For the hybrid-vs-classic contrast you're probably hoping for, a dense model with classic GQA at every layer would be the better candidate. There are some I'm wanting to test as well in the overnight tests. Regarding MoE vs dense quant resilience: that's well-documented for weight quantization. KV cache quants are a different story since the K/V projections are dense (non-MoE) even in MoE models, routing happens at FFN not attention. So weight quant sensitivity doesn't transfer.

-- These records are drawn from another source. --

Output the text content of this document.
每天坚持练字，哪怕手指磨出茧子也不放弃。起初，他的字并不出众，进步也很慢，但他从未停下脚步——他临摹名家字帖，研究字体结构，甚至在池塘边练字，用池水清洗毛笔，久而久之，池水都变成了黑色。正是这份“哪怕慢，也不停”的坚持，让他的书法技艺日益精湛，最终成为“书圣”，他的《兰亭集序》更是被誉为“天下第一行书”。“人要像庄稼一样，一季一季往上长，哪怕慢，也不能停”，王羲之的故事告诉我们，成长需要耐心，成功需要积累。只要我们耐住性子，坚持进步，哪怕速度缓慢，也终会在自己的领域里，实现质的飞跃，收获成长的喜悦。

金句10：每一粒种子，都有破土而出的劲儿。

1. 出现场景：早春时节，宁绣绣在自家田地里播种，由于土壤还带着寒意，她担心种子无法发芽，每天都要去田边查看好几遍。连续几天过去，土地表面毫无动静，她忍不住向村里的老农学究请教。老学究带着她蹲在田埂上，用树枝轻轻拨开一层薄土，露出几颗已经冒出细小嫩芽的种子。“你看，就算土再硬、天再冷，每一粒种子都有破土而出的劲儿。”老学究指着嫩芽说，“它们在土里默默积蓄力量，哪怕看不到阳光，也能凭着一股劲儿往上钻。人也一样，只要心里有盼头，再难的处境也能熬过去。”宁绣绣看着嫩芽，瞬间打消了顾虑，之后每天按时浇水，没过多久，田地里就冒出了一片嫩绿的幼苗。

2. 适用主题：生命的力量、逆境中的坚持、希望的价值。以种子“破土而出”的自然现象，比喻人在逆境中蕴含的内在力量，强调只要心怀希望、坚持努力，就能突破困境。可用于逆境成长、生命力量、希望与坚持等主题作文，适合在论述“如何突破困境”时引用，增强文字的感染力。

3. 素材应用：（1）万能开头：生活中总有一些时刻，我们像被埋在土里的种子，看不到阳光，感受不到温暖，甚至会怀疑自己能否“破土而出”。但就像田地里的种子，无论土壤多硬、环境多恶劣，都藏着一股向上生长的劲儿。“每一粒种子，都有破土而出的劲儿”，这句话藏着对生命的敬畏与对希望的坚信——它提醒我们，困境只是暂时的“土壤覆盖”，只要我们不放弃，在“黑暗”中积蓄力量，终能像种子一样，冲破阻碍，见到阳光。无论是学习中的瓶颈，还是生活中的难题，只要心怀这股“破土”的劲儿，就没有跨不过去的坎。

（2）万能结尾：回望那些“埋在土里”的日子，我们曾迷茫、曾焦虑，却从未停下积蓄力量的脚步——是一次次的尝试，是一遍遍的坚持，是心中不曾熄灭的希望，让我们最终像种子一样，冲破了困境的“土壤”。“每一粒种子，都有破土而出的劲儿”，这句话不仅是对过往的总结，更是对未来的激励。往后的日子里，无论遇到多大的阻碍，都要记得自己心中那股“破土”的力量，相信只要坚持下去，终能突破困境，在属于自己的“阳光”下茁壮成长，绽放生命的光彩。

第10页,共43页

I appreciate the callout, I've got this queued up on my list after wider quant types and Aider Polyglot. Will share numbers in a follow-up post.
milpster@reddit
You rock! Thank you. I'd be really interested in calculations with long ctx though.
Defilan@reddit (OP)
haha, thanks! This has actually been really fun to do and pushing the system a bit while seeing what the model can do. I'm hoping to get the longer context too, will be running more tests over the next few nights and will share the results.
bennmann@reddit
Include Vulkan tests? might be useful for AMD+Intel fam
Defilan@reddit (OP)
Honestly, Vulkan isn't really in scope on this hardware. Whole series has been M5 Max + Metal because that's the machine I'm testing on now, and running Vulkan on M5 Max via MoltenVK would just test the translation layer, not what AMD or Intel users would actually see on their cards. If anyone reading this has an AMD or Intel GPU and wants to run a slice of the matrix on Vulkan, drop the numbers and I'll fold them into a comparison post, same model + same llama-bench flags would make the rows directly comparable. Otherwise it'll have to wait until I can get hands on the hardware. Great idea, though. Would love to see more numbers for AMD+Intel folks around this.